Where mining activities are taking place, there is a lot of [selling] of rum, drugs. So you find that not only the elders, but the younger persons are using alcohol and drugs and then there is physical violence, sexual abuse," she told reporters. After three days of panel presentations and discussions, the general consensus was that women need to be educated and form support groups to help each other in order to overcome the various issues affecting indigenous women. Some of the other concerns raised were the basic rights Amerindian women should enjoy, in terms of health, economic opportunities, education and empowerment. The government is being called upon to boost health care in outlying areas. La Rose said very often, there are no proper health facilities, personnel or adequate prescriptive drugs. The delegations, drawn from six of the ten administrative regions of Guyana, Four, Five, Six and Ten not included, also examined why indigenous women were not in leadership positions. Very often, they pointed out, women are involved in a myriad of community activities but not very many of them hold the post of village captain. Some other recommendations put forward were: the need for educating women about their rights, especially those pertaining to owning land; the need to train Amerindian women in areas of management and accounting; and a need for markets for products coming out of the various communities.
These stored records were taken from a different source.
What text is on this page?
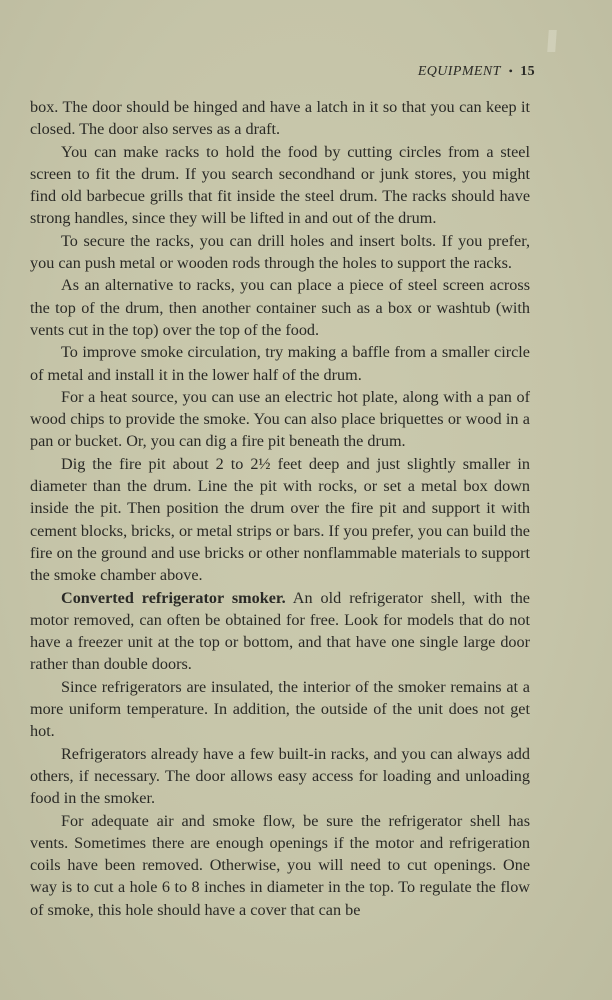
EQUIPMENT • 15

box. The door should be hinged and have a latch in it so that you can keep it closed. The door also serves as a draft.

You can make racks to hold the food by cutting circles from a steel screen to fit the drum. If you search secondhand or junk stores, you might find old barbecue grills that fit inside the steel drum. The racks should have strong handles, since they will be lifted in and out of the drum.

To secure the racks, you can drill holes and insert bolts. If you prefer, you can push metal or wooden rods through the holes to support the racks.

As an alternative to racks, you can place a piece of steel screen across the top of the drum, then another container such as a box or washtub (with vents cut in the top) over the top of the food.

To improve smoke circulation, try making a baffle from a smaller circle of metal and install it in the lower half of the drum.

For a heat source, you can use an electric hot plate, along with a pan of wood chips to provide the smoke. You can also place briquettes or wood in a pan or bucket. Or, you can dig a fire pit beneath the drum.

Dig the fire pit about 2 to 2½ feet deep and just slightly smaller in diameter than the drum. Line the pit with rocks, or set a metal box down inside the pit. Then position the drum over the fire pit and support it with cement blocks, bricks, or metal strips or bars. If you prefer, you can build the fire on the ground and use bricks or other nonflammable materials to support the smoke chamber above.

Converted refrigerator smoker. An old refrigerator shell, with the motor removed, can often be obtained for free. Look for models that do not have a freezer unit at the top or bottom, and that have one single large door rather than double doors.

Since refrigerators are insulated, the interior of the smoker remains at a more uniform temperature. In addition, the outside of the unit does not get hot.

Refrigerators already have a few built-in racks, and you can always add others, if necessary. The door allows easy access for loading and unloading food in the smoker.

For adequate air and smoke flow, be sure the refrigerator shell has vents. Sometimes there are enough openings if the motor and refrigeration coils have been removed. Otherwise, you will need to cut openings. One way is to cut a hole 6 to 8 inches in diameter in the top. To regulate the flow of smoke, this hole should have a cover that can be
The opening of the conference attracted various speakers including Merle Mendonca of the Guyana Human Rights Association, who dealt with the norms, legislation and conventions pertaining to the rights of women, both locally and internationally; and Yvonne Fredericks, APA Vice President and captain of Mainstay/Whyaka, who together with Norma Thomas presented on land rights and mining for indigenous women. On Friday, issues of abuse, HIV and AIDS alcoholism and violence against women were dealt with by Vidyratha Kissoon of Help and Shelter and Thomas; while attorney-at-law Anande Trotman looked at the Guyanese law affecting Amerindian and other women. Women's activist, Karen DeSouza presented on the economic opportunities and alternatives.